Personal information
- Full name: Leidy Johanna Aspirlla Solís
- Date of birth: 18 April 1997
- Date of death: 19 May 2019 (aged 22)
- Place of death: Valle del Cauca, Colombia
- Position: Forward

Senior career*
- Years: Team / Apps / (Gls)
- Orsomarso

International career
- 2013–14: Colombia U17 /  / (1)
- 2016: Colombia / 1 / (0)

= Leidy Asprilla =

Colombian footballer (1997–2019)

Leidy Johanna Asprilla Solís (18 April 1997 – 19 May 2019) was a Colombian footballer who played as a forward. She played for the women's team of Orsomarso and also represented Colombia at the under-20 level, earning several caps.
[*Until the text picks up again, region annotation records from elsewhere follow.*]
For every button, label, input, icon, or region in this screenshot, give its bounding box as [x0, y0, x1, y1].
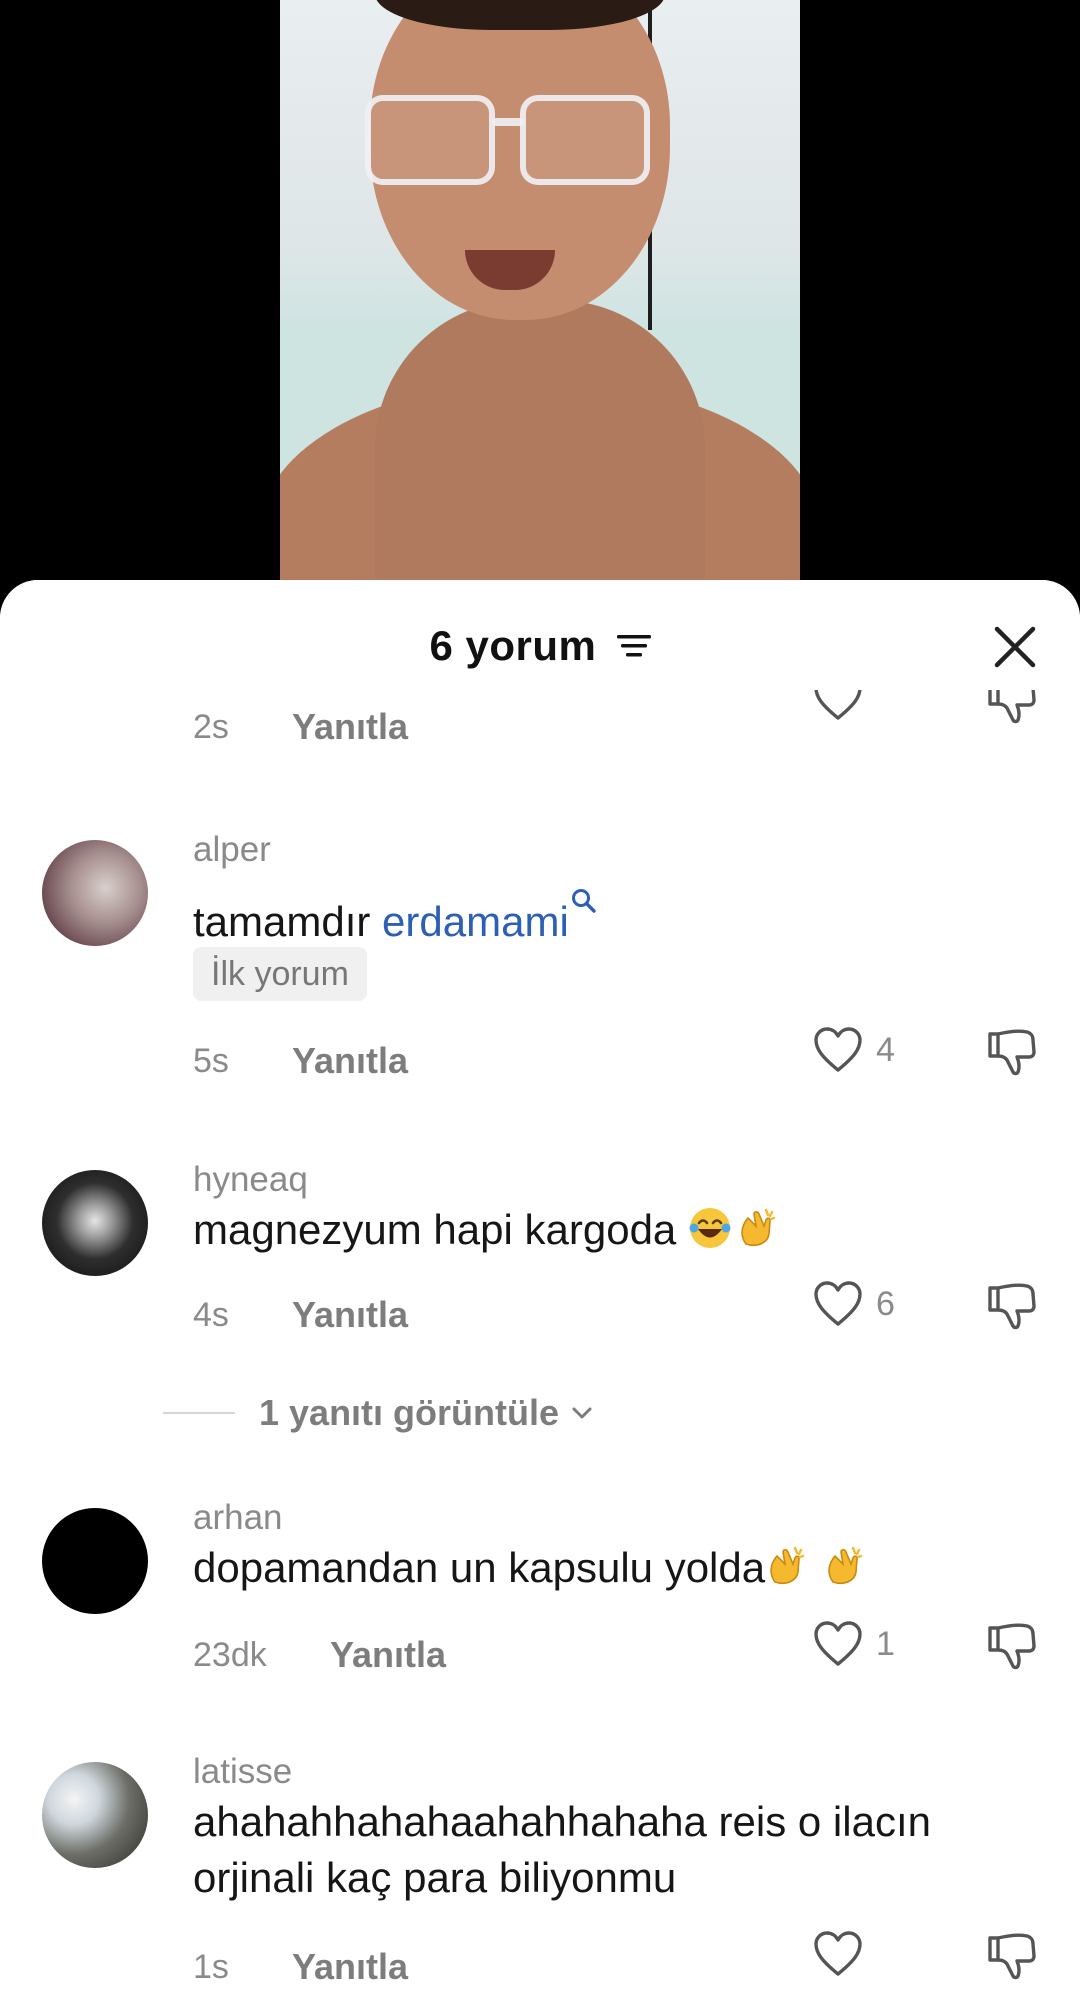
- comments-count-title: 6 yorum: [0, 622, 1080, 670]
- comment-username[interactable]: hyneaq: [193, 1160, 308, 1200]
- chevron-down-icon: [572, 1407, 592, 1419]
- comment-text-body: dopamandan un kapsulu yolda: [193, 1544, 766, 1591]
- avatar[interactable]: [42, 840, 148, 946]
- comment-text-line: orjinali kaç para biliyonmu: [193, 1854, 677, 1901]
- comment-username[interactable]: latisse: [193, 1752, 292, 1792]
- like-button[interactable]: 1: [812, 1620, 895, 1668]
- dislike-button[interactable]: [985, 1026, 1039, 1083]
- clapping-hands-emoji: [770, 1546, 805, 1585]
- comment-time: 4s: [193, 1296, 229, 1334]
- sort-lines-icon[interactable]: [616, 622, 651, 670]
- reply-button[interactable]: Yanıtla: [292, 1040, 408, 1082]
- comment-text-body: tamamdır: [193, 898, 383, 945]
- sheet-header: 6 yorum: [0, 580, 1080, 690]
- mention-link[interactable]: erdamami: [382, 898, 569, 945]
- reply-button[interactable]: Yanıtla: [292, 706, 408, 748]
- first-comment-badge: İlk yorum: [193, 947, 367, 1001]
- video-frame: [280, 0, 800, 600]
- close-icon[interactable]: [992, 624, 1038, 670]
- heart-outline-icon: [814, 1621, 862, 1666]
- comment-text: tamamdır erdamami: [193, 872, 1043, 950]
- comments-sheet: 6 yorum 2s Yanıtla alper tamamdır erdama…: [0, 580, 1080, 1991]
- like-count: 1: [876, 1624, 895, 1663]
- thumbs-down-outline-icon: [988, 1029, 1036, 1076]
- comment-time: 2s: [193, 708, 229, 746]
- view-replies-row: 1 yanıtı görüntüle: [0, 1392, 1080, 1442]
- comment-text-line: ahahahhahahaahahhahaha reis o ilacın: [193, 1798, 931, 1845]
- comment-text: dopamandan un kapsulu yolda: [193, 1540, 1043, 1596]
- comment-text: ahahahhahahaahahhahaha reis o ilacın orj…: [193, 1794, 1043, 1906]
- comments-count: 6 yorum: [429, 622, 597, 669]
- reply-button[interactable]: Yanıtla: [330, 1634, 446, 1676]
- heart-outline-icon: [814, 1027, 862, 1072]
- comment-time: 23dk: [193, 1636, 267, 1674]
- view-replies-label: 1 yanıtı görüntüle: [259, 1392, 560, 1433]
- search-icon[interactable]: [571, 872, 597, 928]
- dislike-button[interactable]: [985, 1280, 1039, 1337]
- comment-time: 1s: [193, 1948, 229, 1986]
- like-count: 4: [876, 1030, 895, 1069]
- comment-text: magnezyum hapi kargoda: [193, 1202, 1043, 1258]
- comment-time: 5s: [193, 1042, 229, 1080]
- like-button[interactable]: 6: [812, 1280, 895, 1328]
- avatar[interactable]: [42, 1762, 148, 1868]
- view-replies-button[interactable]: 1 yanıtı görüntüle: [163, 1392, 597, 1434]
- heart-outline-icon: [814, 1281, 862, 1326]
- reply-button[interactable]: Yanıtla: [292, 1294, 408, 1336]
- thumbs-down-outline-icon: [988, 1283, 1036, 1330]
- comment-username[interactable]: arhan: [193, 1498, 283, 1538]
- dislike-button[interactable]: [985, 1930, 1039, 1987]
- heart-outline-icon: [814, 1931, 862, 1976]
- like-count: 6: [876, 1284, 895, 1323]
- clapping-hands-emoji: [741, 1208, 776, 1247]
- clapping-hands-emoji: [828, 1546, 863, 1585]
- thumbs-down-outline-icon: [988, 1623, 1036, 1670]
- thumbs-down-outline-icon: [988, 1933, 1036, 1980]
- comment-text-body: magnezyum hapi kargoda: [193, 1206, 688, 1253]
- comment-username[interactable]: alper: [193, 830, 271, 870]
- video-player[interactable]: [0, 0, 1080, 600]
- like-button[interactable]: 4: [812, 1026, 895, 1074]
- dislike-button[interactable]: [985, 1620, 1039, 1677]
- avatar[interactable]: [42, 1508, 148, 1614]
- avatar[interactable]: [42, 1170, 148, 1276]
- like-button[interactable]: [812, 1930, 876, 1978]
- reply-button[interactable]: Yanıtla: [292, 1946, 408, 1988]
- divider-line: [163, 1412, 235, 1414]
- laughing-tears-emoji: [689, 1208, 731, 1248]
Aspirlla was reported missing on 19 May 2019 while on her way to a training session in Palmira. Her body was found several days later on a nearby highway near her motorcycle. Local police announced that she had died in a traffic accident, rather than a kidnapping or murder as previously assumed.

==International career==
Aspirlla represented Colombia at several youth tournaments, including the 2014 FIFA U-17 Women's World Cup. At the 2013 South American U-17 Women's Championship, she scored the lone goal against Brazil in a group stage match. She suffered a knee injury in 2016 that kept her out of consideration for the Colombian team, but returned to the under-20 team the following year.